Today in the Federal Foreign Office, tribute is being paid to a foreign minister who decisively shaped Germany's history: Hans-Dietrich Genscher was Germany's chief diplomat from 1974 to 1992. The Federal Foreign Office is remembering its former head by holding an international symposium and officially opening the Genscher Foyer.
A “Titan among diplomats” who, if need be, could be “as tough as the leather of a Texas cowboy boot” - that is how former US Secretary of State James Baker remembered his German counterpart. For almost two decades, Hans-Dietrich Genscher was Germany's face in the world. With his far-sighted foreign policy, he paved the way not just for German reunification but also for the overcoming of the division of Europe as a whole.
Why was Genscher so successful as a champion of reconciliation? What can we learn today from his work to promote an order of peace spanning Europe? These were the questions dealt with by the international symposium in the Federal Foreign Office to honour the long-serving foreign minister. Diplomats, politicians and journalists discussed what conclusions could be drawn today from Genscher's political legacy.
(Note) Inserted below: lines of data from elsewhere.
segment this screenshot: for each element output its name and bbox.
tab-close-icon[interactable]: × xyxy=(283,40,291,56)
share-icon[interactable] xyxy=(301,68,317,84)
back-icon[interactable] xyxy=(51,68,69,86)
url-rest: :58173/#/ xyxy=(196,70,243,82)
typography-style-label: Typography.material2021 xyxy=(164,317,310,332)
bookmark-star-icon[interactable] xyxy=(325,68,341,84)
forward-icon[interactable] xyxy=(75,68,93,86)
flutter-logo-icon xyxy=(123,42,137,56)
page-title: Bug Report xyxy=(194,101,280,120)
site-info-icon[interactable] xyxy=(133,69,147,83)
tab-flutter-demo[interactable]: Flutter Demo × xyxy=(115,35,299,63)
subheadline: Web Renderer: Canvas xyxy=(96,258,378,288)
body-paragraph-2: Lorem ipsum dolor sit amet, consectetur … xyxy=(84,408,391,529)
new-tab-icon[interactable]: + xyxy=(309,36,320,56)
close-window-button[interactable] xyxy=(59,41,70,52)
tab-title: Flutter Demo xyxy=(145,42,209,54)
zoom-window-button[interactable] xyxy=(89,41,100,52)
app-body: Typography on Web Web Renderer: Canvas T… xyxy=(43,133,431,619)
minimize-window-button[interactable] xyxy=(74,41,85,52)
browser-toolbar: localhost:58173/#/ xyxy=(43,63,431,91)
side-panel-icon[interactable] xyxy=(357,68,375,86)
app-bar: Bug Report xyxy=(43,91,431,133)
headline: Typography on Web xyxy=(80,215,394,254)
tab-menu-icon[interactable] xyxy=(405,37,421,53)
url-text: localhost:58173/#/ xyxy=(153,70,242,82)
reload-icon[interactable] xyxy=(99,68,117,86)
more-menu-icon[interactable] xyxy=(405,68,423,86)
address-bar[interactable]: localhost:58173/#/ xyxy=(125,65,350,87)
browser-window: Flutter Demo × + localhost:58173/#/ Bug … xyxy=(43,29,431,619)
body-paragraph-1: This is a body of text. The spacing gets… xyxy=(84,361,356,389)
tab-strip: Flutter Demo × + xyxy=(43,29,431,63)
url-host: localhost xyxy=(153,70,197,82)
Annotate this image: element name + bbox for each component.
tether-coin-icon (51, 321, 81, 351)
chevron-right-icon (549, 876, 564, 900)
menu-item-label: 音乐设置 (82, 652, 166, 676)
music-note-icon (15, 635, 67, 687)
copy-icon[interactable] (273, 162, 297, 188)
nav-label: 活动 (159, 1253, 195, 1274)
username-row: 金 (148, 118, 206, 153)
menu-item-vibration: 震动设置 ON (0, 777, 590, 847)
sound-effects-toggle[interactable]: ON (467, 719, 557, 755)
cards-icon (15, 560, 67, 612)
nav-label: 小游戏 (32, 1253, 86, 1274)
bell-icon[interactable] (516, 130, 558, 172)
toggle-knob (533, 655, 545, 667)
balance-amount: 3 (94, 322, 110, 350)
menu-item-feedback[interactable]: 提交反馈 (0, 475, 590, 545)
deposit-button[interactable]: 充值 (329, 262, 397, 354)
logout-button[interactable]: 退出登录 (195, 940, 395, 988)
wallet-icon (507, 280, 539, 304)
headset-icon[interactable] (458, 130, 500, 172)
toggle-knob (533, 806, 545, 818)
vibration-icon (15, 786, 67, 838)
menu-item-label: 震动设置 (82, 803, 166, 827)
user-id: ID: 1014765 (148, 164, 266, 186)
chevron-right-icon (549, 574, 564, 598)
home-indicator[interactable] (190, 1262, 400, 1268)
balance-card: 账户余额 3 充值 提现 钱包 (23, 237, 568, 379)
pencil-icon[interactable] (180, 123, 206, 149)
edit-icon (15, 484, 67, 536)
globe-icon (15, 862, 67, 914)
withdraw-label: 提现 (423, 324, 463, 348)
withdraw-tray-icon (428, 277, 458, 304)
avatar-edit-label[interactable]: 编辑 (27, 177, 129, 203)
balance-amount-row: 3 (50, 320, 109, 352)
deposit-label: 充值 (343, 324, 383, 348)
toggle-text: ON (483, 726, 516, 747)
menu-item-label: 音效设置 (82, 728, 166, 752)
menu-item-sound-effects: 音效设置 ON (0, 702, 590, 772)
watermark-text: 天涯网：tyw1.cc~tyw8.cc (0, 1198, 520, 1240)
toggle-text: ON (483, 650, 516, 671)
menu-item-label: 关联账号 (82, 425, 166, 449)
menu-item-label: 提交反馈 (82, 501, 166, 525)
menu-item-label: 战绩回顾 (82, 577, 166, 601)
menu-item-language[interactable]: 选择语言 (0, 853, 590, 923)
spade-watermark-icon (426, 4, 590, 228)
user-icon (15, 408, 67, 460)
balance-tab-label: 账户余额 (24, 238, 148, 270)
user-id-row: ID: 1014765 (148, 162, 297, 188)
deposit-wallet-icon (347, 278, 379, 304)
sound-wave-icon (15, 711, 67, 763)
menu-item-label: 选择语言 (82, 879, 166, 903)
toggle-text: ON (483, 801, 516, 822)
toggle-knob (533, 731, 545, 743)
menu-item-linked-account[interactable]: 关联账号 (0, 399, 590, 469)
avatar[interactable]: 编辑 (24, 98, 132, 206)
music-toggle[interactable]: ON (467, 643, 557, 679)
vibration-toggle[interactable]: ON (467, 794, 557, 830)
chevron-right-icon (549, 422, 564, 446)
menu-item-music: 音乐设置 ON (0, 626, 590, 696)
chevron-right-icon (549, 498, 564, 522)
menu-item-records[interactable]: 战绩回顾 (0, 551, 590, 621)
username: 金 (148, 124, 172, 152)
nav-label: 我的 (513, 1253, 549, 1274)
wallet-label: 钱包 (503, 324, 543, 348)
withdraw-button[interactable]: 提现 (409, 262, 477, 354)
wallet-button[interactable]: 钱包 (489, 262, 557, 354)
Courage and far-sightedness
“The name Hans-Dietrich Genscher stands for courage and far-sightedness,” Foreign Minister Gabriel declared. For him, at a time when we face new challenges on the European continent, Genscher's policy is a special inspiration. “Genscher's idea of a tolerant, liberal, free and surely also social Europe is one we can carry into the future,” Gabriel underscored.
“You recognise a good pilot by a steady hand not the loudest voice,” as one of Hans-Dietrich Genscher's mottoes goes. For Sigmar Gabriel, this approach points the way forward even today. “Hans-Dietrich Genscher's legacy also teaches us perseverance and patience,” as Gabriel emphasised. Negotiating pragmatically with difficult partners while being guided by binding values remains one of the most important challenges of foreign policy, as Gabriel pointed out.
Role model that set standards
Before the symposium, Foreign Minister Gabriel officially opened the new Hans-Dietrich Genscher Foyer. With this name, the diplomats in the Federal Foreign Office will have a constant reminder of a role model who through his actions set standards which also apply to the challenges of today.